Below is the snippet of my code:

for sheet in all_sheets: # all_sheets is the list of sheets from the input file
    print(sheet) # Here i transform the data but removed the 
    writer = pd.ExcelWriter('Output.xlsx', engine='xlsxwriter')
    df_final_4.to_excel(writer, sheet_name=sheet, index=True)
    writer.save()

Problem Statement:

  1. The file is written with only one sheet which contains the data for the last iteration.
  2. The previous iteration gets overwritten and only one sheet remains in the output file.
  3. I have tried multiple approches but each yeild the same result.

Can anyone please guide me where i am going wrong?

Other approches:

for sheet in all_sheets:
    writer = pd.ExcelWriter('Output.xlsx', engine='xlsxwriter')
    df_final_4.to_excel(writer, sheet_name=sheet, encoding='utf-8', index=True)
    writer.save()

for sheet in all_sheets[8:10]:
    print(sheet)
    writer = pd.ExcelWriter('newfile.xlsx', engine='xlsxwriter')
    df_final_4.to_excel(writer, sheet_name=sheet, index=True)
    writer.save()

wb = openpyxl.Workbook()
wb.save('Output.xlsx')
book = load_workbook('Output.xlsx')
writer = pd.ExcelWriter('Output.xlsx', engine='openpyxl') 
writer.book = book
writer.sheets = dict((ws.title, ws) for ws in book.worksheets)
df_final_4.to_excel(writer, sheet, index=True)
writer.save()
writer.close()
    
RSM
  • 645
  • 10
  • 25
  • in your for loops, try pulling writer.save() out. of the loop. That should be done after all the sheets have been written. – Jonathan Leon Jun 20 '22 at 04:16
  • tried that, but it still keeps overwriting previous sheets resulting in a workbook with only one sheet with the final iteration name. – RSM Jun 20 '22 at 04:40

2 Answers2

2

I was able to solve the issue by changing the sequence of the code:

writer = ExcelWriter('Output.xlsx')
for sheet in all_sheets:
    <do calculations>
    <do manipulations>
    <do slicing>
    
    df.to_excel(writer, sheet_name=sheet)
writer.save()

This is basically because we want to write multiple sheets in the same file so the initialization or definition of the writer should be only done once.

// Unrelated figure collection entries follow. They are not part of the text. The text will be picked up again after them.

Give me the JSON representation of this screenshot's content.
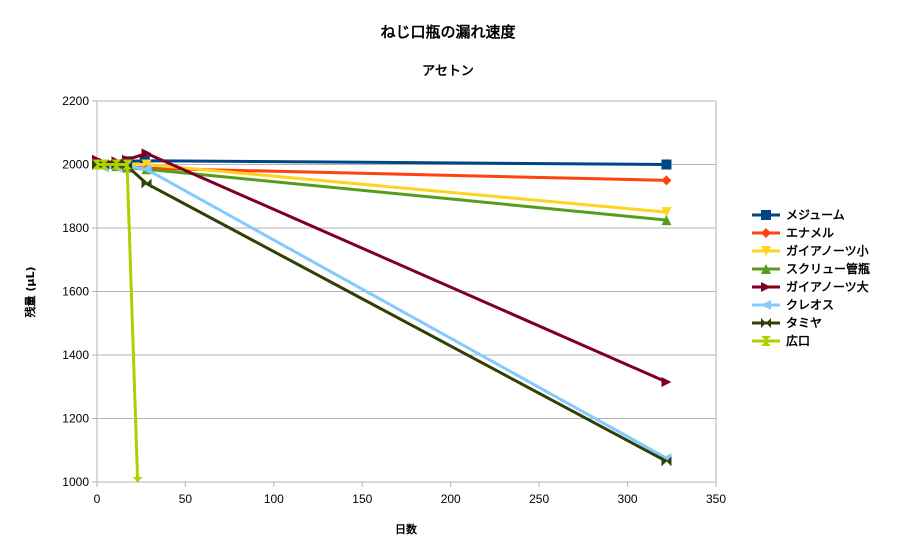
{
  "chart_data": {
    "type": "line",
    "title": "ねじ口瓶の漏れ速度",
    "subtitle": "アセトン",
    "xlabel": "日数",
    "ylabel": "残量 (μL)",
    "xlim": [
      0,
      350
    ],
    "ylim": [
      1000,
      2200
    ],
    "xticks": [
      0,
      50,
      100,
      150,
      200,
      250,
      300,
      350
    ],
    "yticks": [
      1000,
      1200,
      1400,
      1600,
      1800,
      2000,
      2200
    ],
    "grid": true,
    "legend": "right",
    "series": [
      {
        "name": "メジューム",
        "color": "#004586",
        "marker": "square",
        "points": [
          [
            0,
            2000
          ],
          [
            4,
            2000
          ],
          [
            11,
            2000
          ],
          [
            17,
            2010
          ],
          [
            27,
            2012
          ],
          [
            322,
            2000
          ]
        ]
      },
      {
        "name": "エナメル",
        "color": "#ff420e",
        "marker": "diamond",
        "points": [
          [
            0,
            2000
          ],
          [
            4,
            2000
          ],
          [
            11,
            2000
          ],
          [
            17,
            1995
          ],
          [
            28,
            1988
          ],
          [
            322,
            1950
          ]
        ]
      },
      {
        "name": "ガイアノーツ小",
        "color": "#ffd320",
        "marker": "triangle-down",
        "points": [
          [
            0,
            2000
          ],
          [
            4,
            2000
          ],
          [
            11,
            2000
          ],
          [
            17,
            2000
          ],
          [
            28,
            2000
          ],
          [
            322,
            1850
          ]
        ]
      },
      {
        "name": "スクリュー管瓶",
        "color": "#579d1c",
        "marker": "triangle-up",
        "points": [
          [
            0,
            2000
          ],
          [
            4,
            2000
          ],
          [
            11,
            1995
          ],
          [
            17,
            1990
          ],
          [
            28,
            1985
          ],
          [
            322,
            1825
          ]
        ]
      },
      {
        "name": "ガイアノーツ大",
        "color": "#7e0021",
        "marker": "triangle-right",
        "points": [
          [
            0,
            2015
          ],
          [
            4,
            2005
          ],
          [
            11,
            2010
          ],
          [
            17,
            2015
          ],
          [
            28,
            2035
          ],
          [
            322,
            1315
          ]
        ]
      },
      {
        "name": "クレオス",
        "color": "#83caff",
        "marker": "triangle-left",
        "points": [
          [
            0,
            2000
          ],
          [
            4,
            1990
          ],
          [
            11,
            1990
          ],
          [
            17,
            1995
          ],
          [
            28,
            1985
          ],
          [
            322,
            1075
          ]
        ]
      },
      {
        "name": "タミヤ",
        "color": "#314004",
        "marker": "bowtie",
        "points": [
          [
            0,
            2000
          ],
          [
            4,
            2000
          ],
          [
            11,
            2000
          ],
          [
            17,
            1995
          ],
          [
            28,
            1940
          ],
          [
            322,
            1065
          ]
        ]
      },
      {
        "name": "広口",
        "color": "#aecf00",
        "marker": "hourglass",
        "points": [
          [
            0,
            2000
          ],
          [
            4,
            2000
          ],
          [
            11,
            2000
          ],
          [
            17,
            2000
          ],
          [
            23,
            1000
          ]
        ]
      }
    ]
  }
}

However, in case, only one sheet is required to be written then the writer can be defined anywhere inside the loop.

RSM
  • 645
  • 10
  • 25
0

I managed to solve this using dictionaries. create a dictionary with basic keys and the below code hellped:

df_dict = {}
for i in range(len(df)):
    df_dict[i] =  df[i]
writer = pd.ExcelWriter(path,engine = 'xlsxwriter')

for name,value in df_dict.items():
    value.to_excel(writer,sheet_name = 'x'+str(name))
    print("sheet {} written".format(name))

writer.save()

this created new sheets with the multiple dataframes.